🗞️ Fonte: Youth Endowment Fund
Uma pesquisa conduzida pela organização britânica Youth Endowment Fund (YEF) — que analisou respostas de quase **11 mil adolescentes de 13 a 17 anos na Inglaterra e no País de Gales — revelou que um em cada quatro jovens recorreu a chatbots de inteligência artificial como suporte emocional e psicológico nos últimos 12 meses.
Segundo o estudo, mais da metade desses adolescentes já usou algum tipo de apoio online relacionado à saúde mental, e 25% especificamente consultaram chatbots alimentados por IA quando estavam lidando com questões emocionais ou psicológicas. Para muitos, a facilidade de acesso, a sensação de anonimato e a disponibilidade 24 horas por dia tornam essas ferramentas mais atraentes do que os serviços presenciais tradicionais.
A pesquisa também mostrou que adolescentes que vivenciaram violência séria — seja como vítimas ou como autores — têm ainda mais probabilidade de buscar ajuda por meio de chatbots do que seus pares que não passaram por experiências traumáticas.
Especialistas consultados pelo estudo afirmam que a tendência reflete tanto a maior demanda por apoio psicológico entre os jovens quanto as falhas no sistema de atendimento tradicional, que em muitos casos tem longas listas de espera e dificuldade de acesso para adolescentes.
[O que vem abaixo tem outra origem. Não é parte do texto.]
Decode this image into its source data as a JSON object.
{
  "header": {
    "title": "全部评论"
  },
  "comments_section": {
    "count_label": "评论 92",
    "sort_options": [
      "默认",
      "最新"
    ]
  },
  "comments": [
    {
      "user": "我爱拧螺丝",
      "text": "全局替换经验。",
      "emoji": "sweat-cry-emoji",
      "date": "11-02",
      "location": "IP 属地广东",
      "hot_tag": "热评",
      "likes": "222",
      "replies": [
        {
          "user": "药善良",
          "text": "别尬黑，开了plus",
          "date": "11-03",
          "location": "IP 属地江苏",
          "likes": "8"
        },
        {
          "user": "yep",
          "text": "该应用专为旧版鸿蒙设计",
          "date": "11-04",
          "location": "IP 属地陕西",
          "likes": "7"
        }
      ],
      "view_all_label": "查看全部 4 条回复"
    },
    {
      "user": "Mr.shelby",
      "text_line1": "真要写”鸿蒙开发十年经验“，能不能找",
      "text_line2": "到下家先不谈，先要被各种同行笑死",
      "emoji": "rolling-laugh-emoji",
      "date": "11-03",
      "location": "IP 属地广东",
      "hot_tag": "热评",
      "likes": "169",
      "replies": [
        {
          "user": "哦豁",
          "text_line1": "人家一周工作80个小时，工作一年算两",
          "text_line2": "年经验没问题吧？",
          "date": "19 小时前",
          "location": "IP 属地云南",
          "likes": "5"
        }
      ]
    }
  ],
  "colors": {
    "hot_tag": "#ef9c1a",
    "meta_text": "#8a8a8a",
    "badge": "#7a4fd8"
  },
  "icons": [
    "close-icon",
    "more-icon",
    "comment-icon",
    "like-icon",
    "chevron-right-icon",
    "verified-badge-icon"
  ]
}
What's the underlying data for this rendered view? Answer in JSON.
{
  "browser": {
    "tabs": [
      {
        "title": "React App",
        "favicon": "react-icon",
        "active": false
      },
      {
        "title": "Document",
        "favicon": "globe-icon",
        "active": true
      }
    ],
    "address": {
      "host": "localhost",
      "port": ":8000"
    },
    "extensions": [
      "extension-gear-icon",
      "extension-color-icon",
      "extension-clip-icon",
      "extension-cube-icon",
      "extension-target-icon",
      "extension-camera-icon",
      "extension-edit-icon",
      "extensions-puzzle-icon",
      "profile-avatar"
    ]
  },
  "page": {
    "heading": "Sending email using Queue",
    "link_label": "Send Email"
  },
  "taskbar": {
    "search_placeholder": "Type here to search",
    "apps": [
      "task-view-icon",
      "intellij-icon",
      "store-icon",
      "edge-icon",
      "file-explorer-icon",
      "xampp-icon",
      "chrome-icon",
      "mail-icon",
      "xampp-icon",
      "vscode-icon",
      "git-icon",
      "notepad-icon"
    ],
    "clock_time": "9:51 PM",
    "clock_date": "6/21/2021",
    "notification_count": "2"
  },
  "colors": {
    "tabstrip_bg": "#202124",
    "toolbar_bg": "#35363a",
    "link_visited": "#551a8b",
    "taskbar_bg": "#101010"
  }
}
Apesar disso, psicólogos e líderes de instituições enfatizam que a tecnologia não substitui os cuidados profissionais: “Os jovens precisam de um humano, não de um robô quando se trata de problemas emocionais graves”, disse Jon Yates, CEO do YEF.
Os dados também apontam que mais de um quarto dos entrevistados apresenta sintomas associados a elevados níveis de dificuldades de saúde mental, e uma proporção significativa relata ter sido diagnóstica ou acreditar que pode ter uma condição de saúde mental — reforçando a necessidade de políticas públicas mais eficazes de apoio aos jovens.
Por que isso importa?
Esse comportamento reflete uma mudança cultural e tecnológica no modo como adolescentes lidam com a própria saúde emocional. Enquanto a tecnologia se torna uma companhia constante na vida dos jovens, os riscos de depender exclusivamente de inteligência artificial para apoio psicológico — especialmente em situações de crise — também chamam atenção de especialistas. Chatbots podem dar conselhos genéricos ou respostas empáticas superficiais, mas não possuem a capacidade humana de percepção, empatia clínica nem intervenção em situações de risco real.
Apesar das vantagens percebidas — como anonimato e disponibilidade — organizações de saúde mental aconselham que esses recursos sejam vistos apenas como complementos temporários, e não substitutos de terapia tradicional ou serviços profissionais qualificados.